(Look, mom! My very own bench space!)
Most of my friends from back home thought I was pretty crazy for “sacrificing” most of my summer to work in a lab. But, really, I feel that I would be sacrificing so much more had I not decided to both apply and accept a position in the 2014 Howard Hughes Research Fellows Program. Cloning bacteria seems like a perfect exciting way to spend the summer for a novice such as myself. Everything—from pipetting to working the equipment that I’ve only heard about in textbooks—is exciting and new.
(Ah, yes. Learning to pipette.)
There is so much that this program has to offer that I’m still wrapping my head around it—and so I haven’t thought very much of my own expectations of the program. Only it’s expectations of me!
But really, when I think about it, I see this program as sort of game changer for me, or at least a clarifier. Recently, I’ve been struggling with my potential future plans in the medical field. Neither medical school or graduate school trump the other, because I don’t have enough experience to know what would better suite my interests and personality. I know that there is no way to narrow my focus until I get some more experience in both areas. In short, one of my main expectations for Howard Hughes is its probable impact on my futures decisions.

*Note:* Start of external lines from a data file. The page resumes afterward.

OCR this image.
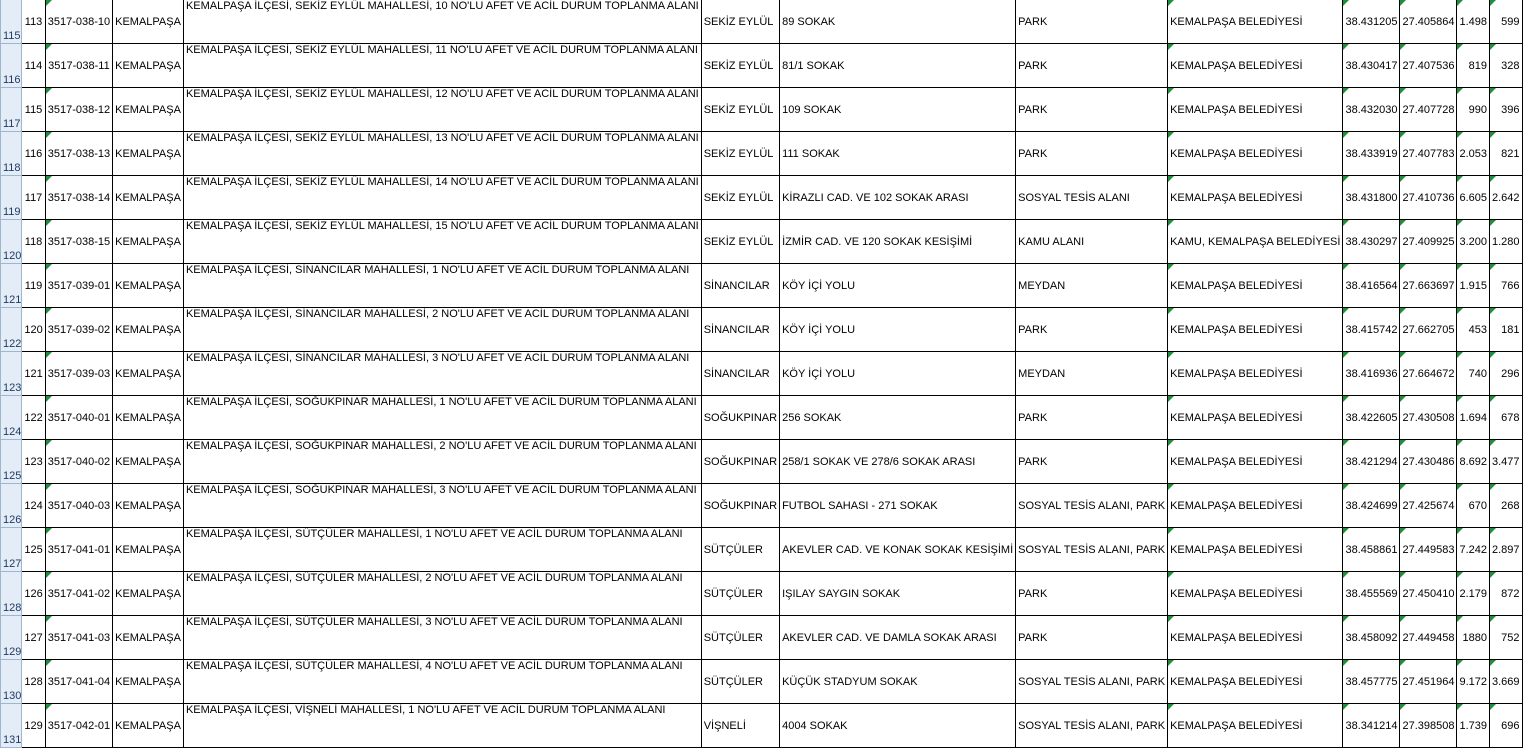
115	113	3517-038-10	KEMALPAŞA	KEMALPAŞA İLÇESİ, SEKİZ EYLÜL MAHALLESİ, 10 NO'LU AFET VE ACİL DURUM TOPLANMA ALANI	SEKİZ EYLÜL	89 SOKAK	PARK	KEMALPAŞA BELEDİYESİ	38.431205	27.405864	1.498	599
116	114	3517-038-11	KEMALPAŞA	KEMALPAŞA İLÇESİ, SEKİZ EYLÜL MAHALLESİ, 11 NO'LU AFET VE ACİL DURUM TOPLANMA ALANI	SEKİZ EYLÜL	81/1 SOKAK	PARK	KEMALPAŞA BELEDİYESİ	38.430417	27.407536	819	328
117	115	3517-038-12	KEMALPAŞA	KEMALPAŞA İLÇESİ, SEKİZ EYLÜL MAHALLESİ, 12 NO'LU AFET VE ACİL DURUM TOPLANMA ALANI	SEKİZ EYLÜL	109 SOKAK	PARK	KEMALPAŞA BELEDİYESİ	38.432030	27.407728	990	396
118	116	3517-038-13	KEMALPAŞA	KEMALPAŞA İLÇESİ, SEKİZ EYLÜL MAHALLESİ, 13 NO'LU AFET VE ACİL DURUM TOPLANMA ALANI	SEKİZ EYLÜL	111 SOKAK	PARK	KEMALPAŞA BELEDİYESİ	38.433919	27.407783	2.053	821
119	117	3517-038-14	KEMALPAŞA	KEMALPAŞA İLÇESİ, SEKİZ EYLÜL MAHALLESİ, 14 NO'LU AFET VE ACİL DURUM TOPLANMA ALANI	SEKİZ EYLÜL	KİRAZLI CAD. VE 102 SOKAK ARASI	SOSYAL TESİS ALANI	KEMALPAŞA BELEDİYESİ	38.431800	27.410736	6.605	2.642
120	118	3517-038-15	KEMALPAŞA	KEMALPAŞA İLÇESİ, SEKİZ EYLÜL MAHALLESİ, 15 NO'LU AFET VE ACİL DURUM TOPLANMA ALANI	SEKİZ EYLÜL	İZMİR CAD. VE 120 SOKAK KESİŞİMİ	KAMU ALANI	KAMU, KEMALPAŞA BELEDİYESİ	38.430297	27.409925	3.200	1.280
121	119	3517-039-01	KEMALPAŞA	KEMALPAŞA İLÇESİ, SİNANCILAR MAHALLESİ, 1 NO'LU AFET VE ACİL DURUM TOPLANMA ALANI	SİNANCILAR	KÖY İÇİ YOLU	MEYDAN	KEMALPAŞA BELEDİYESİ	38.416564	27.663697	1.915	766
122	120	3517-039-02	KEMALPAŞA	KEMALPAŞA İLÇESİ, SİNANCILAR MAHALLESİ, 2 NO'LU AFET VE ACİL DURUM TOPLANMA ALANI	SİNANCILAR	KÖY İÇİ YOLU	PARK	KEMALPAŞA BELEDİYESİ	38.415742	27.662705	453	181
123	121	3517-039-03	KEMALPAŞA	KEMALPAŞA İLÇESİ, SİNANCILAR MAHALLESİ, 3 NO'LU AFET VE ACİL DURUM TOPLANMA ALANI	SİNANCILAR	KÖY İÇİ YOLU	MEYDAN	KEMALPAŞA BELEDİYESİ	38.416936	27.664672	740	296
124	122	3517-040-01	KEMALPAŞA	KEMALPAŞA İLÇESİ, SOĞUKPINAR MAHALLESİ, 1 NO'LU AFET VE ACİL DURUM TOPLANMA ALANI	SOĞUKPINAR	256 SOKAK	PARK	KEMALPAŞA BELEDİYESİ	38.422605	27.430508	1.694	678
125	123	3517-040-02	KEMALPAŞA	KEMALPAŞA İLÇESİ, SOĞUKPINAR MAHALLESİ, 2 NO'LU AFET VE ACİL DURUM TOPLANMA ALANI	SOĞUKPINAR	258/1 SOKAK VE 278/6 SOKAK ARASI	PARK	KEMALPAŞA BELEDİYESİ	38.421294	27.430486	8.692	3.477
126	124	3517-040-03	KEMALPAŞA	KEMALPAŞA İLÇESİ, SOĞUKPINAR MAHALLESİ, 3 NO'LU AFET VE ACİL DURUM TOPLANMA ALANI	SOĞUKPINAR	FUTBOL SAHASI - 271 SOKAK	SOSYAL TESİS ALANI, PARK	KEMALPAŞA BELEDİYESİ	38.424699	27.425674	670	268
127	125	3517-041-01	KEMALPAŞA	KEMALPAŞA İLÇESİ, SÜTÇÜLER MAHALLESİ, 1 NO'LU AFET VE ACİL DURUM TOPLANMA ALANI	SÜTÇÜLER	AKEVLER CAD. VE KONAK SOKAK KESİŞİMİ	SOSYAL TESİS ALANI, PARK	KEMALPAŞA BELEDİYESİ	38.458861	27.449583	7.242	2.897
128	126	3517-041-02	KEMALPAŞA	KEMALPAŞA İLÇESİ, SÜTÇÜLER MAHALLESİ, 2 NO'LU AFET VE ACİL DURUM TOPLANMA ALANI	SÜTÇÜLER	IŞILAY SAYGIN SOKAK	PARK	KEMALPAŞA BELEDİYESİ	38.455569	27.450410	2.179	872
129	127	3517-041-03	KEMALPAŞA	KEMALPAŞA İLÇESİ, SÜTÇÜLER MAHALLESİ, 3 NO'LU AFET VE ACİL DURUM TOPLANMA ALANI	SÜTÇÜLER	AKEVLER CAD. VE DAMLA SOKAK ARASI	PARK	KEMALPAŞA BELEDİYESİ	38.458092	27.449458	1880	752
130	128	3517-041-04	KEMALPAŞA	KEMALPAŞA İLÇESİ, SÜTÇÜLER MAHALLESİ, 4 NO'LU AFET VE ACİL DURUM TOPLANMA ALANI	SÜTÇÜLER	KÜÇÜK STADYUM SOKAK	SOSYAL TESİS ALANI, PARK	KEMALPAŞA BELEDİYESİ	38.457775	27.451964	9.172	3.669
131	129	3517-042-01	KEMALPAŞA	KEMALPAŞA İLÇESİ, VİŞNELİ MAHALLESİ, 1 NO'LU AFET VE ACİL DURUM TOPLANMA ALANI	VİŞNELİ	4004 SOKAK	SOSYAL TESİS ALANI, PARK	KEMALPAŞA BELEDİYESİ	38.341214	27.398508	1.739	696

Related to that, I expect Howard Hughes to prepare me for a lab setting—this immersive experience is giving me a hands-on grasp on what it’s like to be a research and how everything that I’ve learned in school thus far is truly applied in a professional field.
I am able to talk to people that have done extraordinary research, and learn what it takes to achieve the groundbreaking discoveries that we all take for granted.
And of course, I expect to be challenged during these remaining seven weeks. . . And so far, I’m not being disappointed. I feel as though I’m going at a breakneck pace, being tossed into this confusing and thrilling world of deadlines and zebrafish and bacterial cultures and DNA sequences, and now it’s up to me whether to sink or swim.
(One of my biggest challenges might be to figure out who belongs to which bench)
Well, that’s not entirely true. My secondary mentor, Kavita, is an awesome coach. She’s got me on the paddle board. I’m still plugging my nose before going underwater. But, with her thorough guidance, I’m sure I’ll be swimming on my own in no time.
With floaties, probably, but it’s progress.
Seriously though, to think that only last week I had no idea how to pipette, let transfer DNA between plasmids, but here I am, already more experienced than I was last week.
I think I can only go up from here!
By the way, some things make so much more sense in practice than on paper.